None of the 28 Republicans in the state Legislature voted for AB 37, continuing the partisan divide over voting by mail that widened after the 2020 election.

Mail-in voting has not been shown to favor either political party at the polls, and Republicans in California have historically embraced it. In 2020, nine GOP legislators voted for a bill to send all voters a ballot by default for that year’s general election.

But in the wake of former President Donald Trump’s unfounded attacks on universal mail-in voting (which he claims, without evidence, is rife with fraud), just 13% of Republicans in California now have a great deal of confidence in the state’s voting system, according to a PPIC poll out this month.
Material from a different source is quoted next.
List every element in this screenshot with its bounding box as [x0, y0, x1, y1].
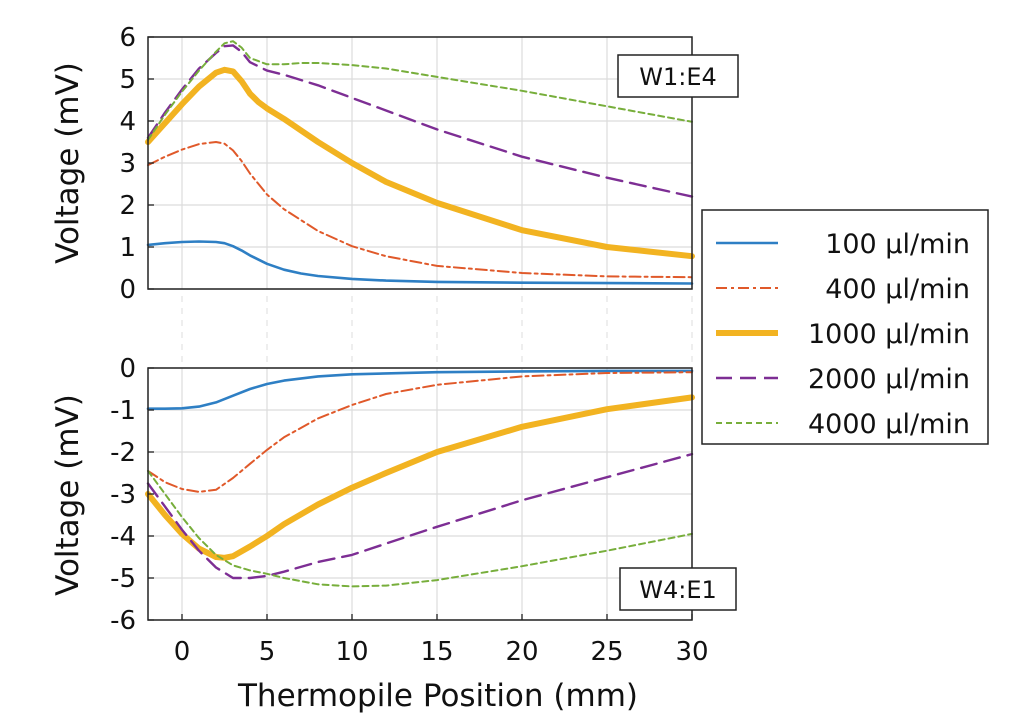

"I was really happy that we had bipartisan support in 2020 and I was pretty frustrated that we didn't have that in 2021," said Berman. "I believe that there were Republicans that wanted to vote for this bill but who felt the pressure from their party and from the far right to not support it."

As AB 37 made its way through the Legislature, Republicans argued that an expansion of mail-in balloting was not necessary as the pandemic receded in the state and returning to the polls poised less of a health risk.

As the state shifts from Election Day voting to a month of mail-in ballot casting, the bill signed by Newsom also expands the window for county election officials to process ballots.

Election workers will be able to prepare ballots for counting (but not actually tally the results) up to 30 days before Election Day, adding time to review the signatures voters fill out on their ballot envelopes. The new law also allows county registrars to count ballots received up to seven days after polls close, as long as they were postmarked by Election Day.